Пока мы занимаемся тем, что он называет обсуждением дел, я уже прокручиваю в голове сотню планов о том, как снова встретиться с ней. Хочу увидеть её, убедиться, что он на самом деле её не бьёт, но в то же время не желаю этого, потому что понимаю, что она отравит меня своим ядом медленного действия. Снова.

– Вот это я понимаю тема! Давай уже выпьем за то, чтобы всё прошло на высшем уровне, Дикий! – радуется Седой, как ребёнок, когда мы, наконец, оговариваем все детали и решаем начать как можно быстрее.

– А что насчёт пикника? Я скоро уеду из города, а мы так и не успеем устроить встречу. Как серьёзно болен твой пацан?

Для меня болезнь ассоциируется больше с душевным состоянием, когда внутри волки воют и кошки скребутся… На крайняк с кашлем… Я не придаю этому слову высокого значения, но когда болеют дети, всякое ведь может быть. Если только подумать, сколько благотворительных сборов уже открыто, и сколько открывается каждый день.

– Пикник будет. Не волнуйся, брат! Я всё организую. Ты назови только дату, время и место… И я найду способ примчаться. Ты же знаешь.

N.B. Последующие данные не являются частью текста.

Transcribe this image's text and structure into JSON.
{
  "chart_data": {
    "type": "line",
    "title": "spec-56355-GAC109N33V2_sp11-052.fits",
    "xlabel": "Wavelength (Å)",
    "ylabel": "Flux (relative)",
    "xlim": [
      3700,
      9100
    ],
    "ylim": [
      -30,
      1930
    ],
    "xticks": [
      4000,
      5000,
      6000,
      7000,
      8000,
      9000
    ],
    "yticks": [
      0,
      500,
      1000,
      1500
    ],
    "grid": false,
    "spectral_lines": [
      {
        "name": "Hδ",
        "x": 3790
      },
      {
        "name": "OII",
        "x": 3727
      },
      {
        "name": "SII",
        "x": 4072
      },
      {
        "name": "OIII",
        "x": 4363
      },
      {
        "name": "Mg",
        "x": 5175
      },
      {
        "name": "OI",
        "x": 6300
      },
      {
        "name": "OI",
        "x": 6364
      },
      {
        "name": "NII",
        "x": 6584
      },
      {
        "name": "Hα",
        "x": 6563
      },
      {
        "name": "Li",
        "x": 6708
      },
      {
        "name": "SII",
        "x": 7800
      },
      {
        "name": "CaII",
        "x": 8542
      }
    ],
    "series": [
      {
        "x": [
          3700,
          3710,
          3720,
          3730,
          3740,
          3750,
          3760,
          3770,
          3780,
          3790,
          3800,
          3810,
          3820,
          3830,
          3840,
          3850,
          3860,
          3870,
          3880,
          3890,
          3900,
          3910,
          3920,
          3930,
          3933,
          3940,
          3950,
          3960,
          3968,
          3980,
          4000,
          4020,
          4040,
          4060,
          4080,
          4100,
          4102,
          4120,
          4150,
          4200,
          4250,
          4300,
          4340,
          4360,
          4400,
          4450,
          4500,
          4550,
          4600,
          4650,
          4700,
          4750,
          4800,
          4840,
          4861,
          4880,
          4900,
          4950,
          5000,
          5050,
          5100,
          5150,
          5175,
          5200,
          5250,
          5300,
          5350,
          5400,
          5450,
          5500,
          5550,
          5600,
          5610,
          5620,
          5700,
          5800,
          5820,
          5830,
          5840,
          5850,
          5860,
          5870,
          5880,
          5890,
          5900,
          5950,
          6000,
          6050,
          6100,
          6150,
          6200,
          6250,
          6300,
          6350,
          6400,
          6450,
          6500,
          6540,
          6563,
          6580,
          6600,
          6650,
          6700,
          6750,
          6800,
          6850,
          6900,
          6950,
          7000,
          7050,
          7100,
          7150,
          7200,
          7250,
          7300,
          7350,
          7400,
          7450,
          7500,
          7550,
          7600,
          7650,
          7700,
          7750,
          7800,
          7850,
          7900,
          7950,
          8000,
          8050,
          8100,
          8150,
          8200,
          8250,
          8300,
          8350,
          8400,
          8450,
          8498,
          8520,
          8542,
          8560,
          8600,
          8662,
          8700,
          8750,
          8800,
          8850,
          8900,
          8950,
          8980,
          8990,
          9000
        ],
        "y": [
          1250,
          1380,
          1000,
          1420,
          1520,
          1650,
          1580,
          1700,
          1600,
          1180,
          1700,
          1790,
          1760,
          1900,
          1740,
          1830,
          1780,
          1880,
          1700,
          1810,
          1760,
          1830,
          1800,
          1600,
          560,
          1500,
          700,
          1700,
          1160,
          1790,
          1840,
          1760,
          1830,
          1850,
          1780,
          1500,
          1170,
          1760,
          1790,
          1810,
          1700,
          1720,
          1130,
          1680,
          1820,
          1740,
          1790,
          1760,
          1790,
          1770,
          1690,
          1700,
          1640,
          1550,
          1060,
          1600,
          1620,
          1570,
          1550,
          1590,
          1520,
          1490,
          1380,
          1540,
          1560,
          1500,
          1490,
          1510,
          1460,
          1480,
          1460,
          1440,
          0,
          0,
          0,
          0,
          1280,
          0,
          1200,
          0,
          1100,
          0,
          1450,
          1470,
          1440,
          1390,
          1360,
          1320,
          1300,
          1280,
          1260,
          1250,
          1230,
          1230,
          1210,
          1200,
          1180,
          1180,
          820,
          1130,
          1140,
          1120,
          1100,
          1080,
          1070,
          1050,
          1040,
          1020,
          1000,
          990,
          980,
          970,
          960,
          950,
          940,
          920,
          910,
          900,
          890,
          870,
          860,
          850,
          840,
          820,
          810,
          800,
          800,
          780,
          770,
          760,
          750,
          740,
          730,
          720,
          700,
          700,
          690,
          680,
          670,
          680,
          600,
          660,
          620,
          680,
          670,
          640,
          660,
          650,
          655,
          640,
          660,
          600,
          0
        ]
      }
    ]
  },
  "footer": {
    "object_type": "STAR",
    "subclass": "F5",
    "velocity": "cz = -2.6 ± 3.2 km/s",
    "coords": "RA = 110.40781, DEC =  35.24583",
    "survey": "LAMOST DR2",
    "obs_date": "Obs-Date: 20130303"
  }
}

А она? Мне так и хочется спросить это, а по венам прокатывается нечто раскалённое, уничтожающее, зависимое от её присутствия.

– Договорились. Завтра всё скину, – выдавливаю улыбку я и залпом выпиваю стопку текилы. Обжигающая жидкость проникает внутрь и согревает тело. Меня даже передёргивает на мгновение.

– Ну что, Дикий, сыграем в нашу игру? Чур первым сегодня тёлочку выбираю я… – заявляет Седой, а его глаза начинают блестеть от азарта.

Мне становится противно, омерзительно до зубовного скрежета, но в то же время внутри пробуждается какое-то ликование. Она сама виновата. Сама выбрала его, а не меня. Я бы никогда не изменил ей, наверное, а он… Наверное, она и не сомневается в том, что он изменяет… Скорее всего, знает о его бабах и походах налево, потому и ведёт себя как деревянная. Деревянная. Мне хочется смеяться в голос, потому что со мной она точно никогда не была такой. Так жарко мне не было ещё ни с кем и никогда. Мы сгорали, сжигали друг друга и повторяли снова и снова, пока измождённое не проваливались в пучину сна, но даже там мы продолжали заниматься… Любовью…

Я смотрю на девушек, виляющих перед нами бёдрами, наблюдаю, как Седой цепляет себе сочную брюнетку, а перед глазами появляется Малая… Девочка, которая любит сахарную вату, шляпки и море… Девочка, которую я ненавижу точно так же, как всё ещё люблю.

‍​‌‌​​‌‌‌​​‌​‌‌​‌​​​‌​‌‌‌​‌‌​​​‌‌​​‌‌​‌​‌​​​‌​‌‌‍

Глава 10

Я выхожу в коридор и грузно сажусь на лавочку возле кабинета. В голове нет ни одной мысли, которая бы пронзила сейчас все мое существование, подсказала выход из сложившейся ситуации. Мне кажется, что стала ватой, белой, пустой. Дунь – и я улечу.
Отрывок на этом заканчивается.